Caca ikut risau, "T'rus lo mau apa? Pergi ke Perancis?"

"Memangnya gampang? Nyokap Bokap gue marah besar, yakali dengan gampangnya gue bilang mau balik ke sana tanpa merasa bersalah."

"Heh, memangnya mereka lupa kalau lo anaknya?"

"Apa lo juga lupa kalau gue anak broken home?"

"Gue juga."

"Juga? Juga apanya? Orang tua lo kan baik-baik aja?"

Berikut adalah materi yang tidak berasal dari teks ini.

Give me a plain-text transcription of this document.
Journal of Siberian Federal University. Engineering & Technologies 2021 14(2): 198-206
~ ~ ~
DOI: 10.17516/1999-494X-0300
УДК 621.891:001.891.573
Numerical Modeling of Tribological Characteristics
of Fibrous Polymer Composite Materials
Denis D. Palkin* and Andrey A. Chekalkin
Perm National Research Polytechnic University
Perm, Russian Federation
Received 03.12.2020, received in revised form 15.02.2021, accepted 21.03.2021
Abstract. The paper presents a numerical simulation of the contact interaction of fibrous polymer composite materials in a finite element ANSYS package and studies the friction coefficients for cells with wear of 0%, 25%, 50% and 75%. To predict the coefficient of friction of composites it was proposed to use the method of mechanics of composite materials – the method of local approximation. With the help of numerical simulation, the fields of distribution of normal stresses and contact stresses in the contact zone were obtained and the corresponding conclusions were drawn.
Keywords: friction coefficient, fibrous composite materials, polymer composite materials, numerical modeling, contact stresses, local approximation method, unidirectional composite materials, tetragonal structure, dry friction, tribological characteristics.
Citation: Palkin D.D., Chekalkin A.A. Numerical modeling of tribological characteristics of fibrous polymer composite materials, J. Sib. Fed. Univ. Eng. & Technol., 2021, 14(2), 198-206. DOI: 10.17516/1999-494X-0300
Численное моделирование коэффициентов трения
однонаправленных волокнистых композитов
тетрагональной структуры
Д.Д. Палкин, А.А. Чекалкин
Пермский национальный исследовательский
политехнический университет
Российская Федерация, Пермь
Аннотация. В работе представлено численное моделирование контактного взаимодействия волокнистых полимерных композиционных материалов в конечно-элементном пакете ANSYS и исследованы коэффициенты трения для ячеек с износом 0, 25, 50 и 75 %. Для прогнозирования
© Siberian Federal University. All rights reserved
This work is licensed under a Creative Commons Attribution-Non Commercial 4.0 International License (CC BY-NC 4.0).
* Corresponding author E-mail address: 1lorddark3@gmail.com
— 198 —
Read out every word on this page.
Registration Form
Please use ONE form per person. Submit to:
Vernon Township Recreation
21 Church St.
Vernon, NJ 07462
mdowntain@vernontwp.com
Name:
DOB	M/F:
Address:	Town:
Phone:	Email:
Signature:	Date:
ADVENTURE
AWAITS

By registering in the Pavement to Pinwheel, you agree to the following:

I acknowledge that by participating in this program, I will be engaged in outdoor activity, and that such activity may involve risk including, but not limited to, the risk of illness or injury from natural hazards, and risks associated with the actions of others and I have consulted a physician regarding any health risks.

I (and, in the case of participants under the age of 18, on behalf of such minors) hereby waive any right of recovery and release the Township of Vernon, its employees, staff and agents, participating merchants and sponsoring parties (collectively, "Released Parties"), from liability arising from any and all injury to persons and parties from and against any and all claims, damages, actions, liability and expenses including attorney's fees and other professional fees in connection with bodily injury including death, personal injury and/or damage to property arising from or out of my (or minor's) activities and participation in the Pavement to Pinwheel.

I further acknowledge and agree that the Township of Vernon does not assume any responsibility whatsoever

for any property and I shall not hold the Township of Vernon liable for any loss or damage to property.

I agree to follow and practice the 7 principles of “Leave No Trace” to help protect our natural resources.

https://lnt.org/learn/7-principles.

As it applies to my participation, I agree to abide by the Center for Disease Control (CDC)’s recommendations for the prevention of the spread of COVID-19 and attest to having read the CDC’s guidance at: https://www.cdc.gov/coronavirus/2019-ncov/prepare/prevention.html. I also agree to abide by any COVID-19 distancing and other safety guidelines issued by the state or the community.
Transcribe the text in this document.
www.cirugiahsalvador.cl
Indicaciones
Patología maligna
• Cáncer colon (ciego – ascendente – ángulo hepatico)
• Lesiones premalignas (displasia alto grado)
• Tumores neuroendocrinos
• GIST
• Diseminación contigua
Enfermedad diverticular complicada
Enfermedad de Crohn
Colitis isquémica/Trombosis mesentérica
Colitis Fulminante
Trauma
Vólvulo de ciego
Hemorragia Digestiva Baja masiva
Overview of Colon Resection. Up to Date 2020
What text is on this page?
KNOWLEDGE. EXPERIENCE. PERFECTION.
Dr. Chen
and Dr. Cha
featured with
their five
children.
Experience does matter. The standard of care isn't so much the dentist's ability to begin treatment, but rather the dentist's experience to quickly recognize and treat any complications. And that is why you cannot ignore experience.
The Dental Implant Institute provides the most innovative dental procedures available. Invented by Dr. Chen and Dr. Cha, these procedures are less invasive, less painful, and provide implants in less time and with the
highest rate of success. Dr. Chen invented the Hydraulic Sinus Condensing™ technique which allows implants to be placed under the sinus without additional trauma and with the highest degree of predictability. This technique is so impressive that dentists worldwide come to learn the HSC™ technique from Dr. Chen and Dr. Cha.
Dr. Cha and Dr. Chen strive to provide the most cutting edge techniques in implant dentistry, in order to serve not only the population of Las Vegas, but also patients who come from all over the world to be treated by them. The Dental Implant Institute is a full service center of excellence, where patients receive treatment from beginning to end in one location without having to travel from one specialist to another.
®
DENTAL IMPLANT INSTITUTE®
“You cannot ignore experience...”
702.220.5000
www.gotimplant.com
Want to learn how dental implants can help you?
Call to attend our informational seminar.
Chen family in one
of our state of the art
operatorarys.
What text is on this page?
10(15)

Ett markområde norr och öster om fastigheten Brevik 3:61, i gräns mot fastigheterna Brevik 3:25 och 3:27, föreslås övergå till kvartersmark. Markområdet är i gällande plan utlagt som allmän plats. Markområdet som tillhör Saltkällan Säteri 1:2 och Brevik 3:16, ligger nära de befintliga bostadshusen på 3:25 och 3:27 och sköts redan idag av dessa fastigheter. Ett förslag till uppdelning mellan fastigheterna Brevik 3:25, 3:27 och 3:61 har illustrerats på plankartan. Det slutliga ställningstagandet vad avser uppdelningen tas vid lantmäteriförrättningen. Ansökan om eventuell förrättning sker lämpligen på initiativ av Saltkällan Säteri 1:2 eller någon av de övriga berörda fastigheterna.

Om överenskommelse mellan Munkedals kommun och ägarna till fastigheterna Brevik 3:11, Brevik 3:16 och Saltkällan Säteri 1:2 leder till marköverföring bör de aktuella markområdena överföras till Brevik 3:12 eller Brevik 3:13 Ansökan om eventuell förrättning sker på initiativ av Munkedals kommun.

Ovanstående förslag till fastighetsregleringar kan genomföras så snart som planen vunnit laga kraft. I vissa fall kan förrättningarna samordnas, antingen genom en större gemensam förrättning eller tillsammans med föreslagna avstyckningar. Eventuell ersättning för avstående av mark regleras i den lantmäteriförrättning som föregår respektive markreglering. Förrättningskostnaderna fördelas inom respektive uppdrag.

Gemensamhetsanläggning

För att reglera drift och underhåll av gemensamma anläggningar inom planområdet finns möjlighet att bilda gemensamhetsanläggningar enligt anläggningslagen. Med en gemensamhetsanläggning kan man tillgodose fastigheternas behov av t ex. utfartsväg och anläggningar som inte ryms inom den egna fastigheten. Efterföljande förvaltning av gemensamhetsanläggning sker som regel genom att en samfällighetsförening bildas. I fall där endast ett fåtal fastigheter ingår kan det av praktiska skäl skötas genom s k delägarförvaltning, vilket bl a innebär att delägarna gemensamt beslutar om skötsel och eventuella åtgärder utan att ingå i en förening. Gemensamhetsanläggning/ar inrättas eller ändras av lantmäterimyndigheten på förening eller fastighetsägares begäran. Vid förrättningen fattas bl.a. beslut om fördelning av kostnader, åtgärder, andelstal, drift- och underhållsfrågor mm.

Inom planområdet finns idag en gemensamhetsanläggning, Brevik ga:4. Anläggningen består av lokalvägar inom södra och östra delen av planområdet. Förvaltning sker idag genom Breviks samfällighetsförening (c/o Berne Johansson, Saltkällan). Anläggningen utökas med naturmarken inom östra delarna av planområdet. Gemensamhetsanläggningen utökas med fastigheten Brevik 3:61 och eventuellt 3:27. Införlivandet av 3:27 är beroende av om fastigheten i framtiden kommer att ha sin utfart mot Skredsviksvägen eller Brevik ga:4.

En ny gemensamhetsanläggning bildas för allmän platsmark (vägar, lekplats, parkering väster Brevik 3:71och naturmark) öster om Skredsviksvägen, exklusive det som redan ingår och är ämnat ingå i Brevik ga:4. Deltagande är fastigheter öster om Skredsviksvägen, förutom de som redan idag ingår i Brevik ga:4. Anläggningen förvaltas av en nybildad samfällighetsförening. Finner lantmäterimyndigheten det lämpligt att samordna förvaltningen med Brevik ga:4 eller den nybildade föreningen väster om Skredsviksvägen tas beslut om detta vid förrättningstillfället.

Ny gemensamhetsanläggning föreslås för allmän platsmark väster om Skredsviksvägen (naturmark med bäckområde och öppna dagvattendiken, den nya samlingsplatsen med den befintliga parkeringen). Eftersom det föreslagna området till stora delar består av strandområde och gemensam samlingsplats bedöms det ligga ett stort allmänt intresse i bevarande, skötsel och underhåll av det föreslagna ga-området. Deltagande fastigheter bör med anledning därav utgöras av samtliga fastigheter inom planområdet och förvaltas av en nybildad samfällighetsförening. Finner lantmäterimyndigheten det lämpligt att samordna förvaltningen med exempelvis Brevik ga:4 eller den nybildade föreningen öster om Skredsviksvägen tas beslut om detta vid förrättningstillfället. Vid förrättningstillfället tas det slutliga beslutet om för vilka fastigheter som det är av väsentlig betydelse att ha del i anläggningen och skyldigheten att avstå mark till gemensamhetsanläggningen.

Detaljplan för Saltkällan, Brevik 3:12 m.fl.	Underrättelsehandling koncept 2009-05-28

"Gak dapat kasih sayang yang utuh juga termasuk broken home, Dar. Kan memang itu intinya. Belasan tahun gue dan Ivan ditinggal ortu yang sibuk membangun bisnis di sini, eh bukannya kami dibiarkan tinggal bersama mereka, kami malah dititip ke Om Rendi di Indonesia. Mereka cuma transfer uang ke Om tiap bulan untuk biaya hidup kami. Hingga kami SMA, baru deh ortu kami membeli rumah beserta ART-nya untuk melatih kami agar mandiri. Gila, kan?"

"Duh, kok jadi bahas keluarga, sih..."

"Lo sih, duluan... Gue bahas apa, lo jawab apa. Kita kan ke sini mau liburan, jadi ayolah senang-senang."

"Iya, ayo-ayo!!!"

Mereka bermain air, berfoto ria, menghabiskan waktu di sana untuk sejenak melupakan beban di hati yang kian mengusik.

"Eh, Kira apa kabar ya, Ca? Terakhir kita pergi bukannya dia sudah lahiran?"

"Iya ya.. Mungkin sekarang anaknya berumur empat atau lima tahun gitu deh."

"I think so..."

***

Petang lainnya di Sydney...

"Sudah selesai semua, Van?" Tanya Sarah yang hendak memulai presentasi.

"Sedikit lagi, Ma." Kata Ivan yang sedang memasang proyektor.

...

"Yap sudah. Video conferencenya juga sudah menyala, Ma." Kata Ivan.

"Baik... Mama mulai, ya..."

Ivan mengangguk.

"Assalamu'alaikum... Selamat sore, Bu Rani." Sapa Sarah.

Ra-Rani? Ivan tersentak. Mertua Kira, bukan?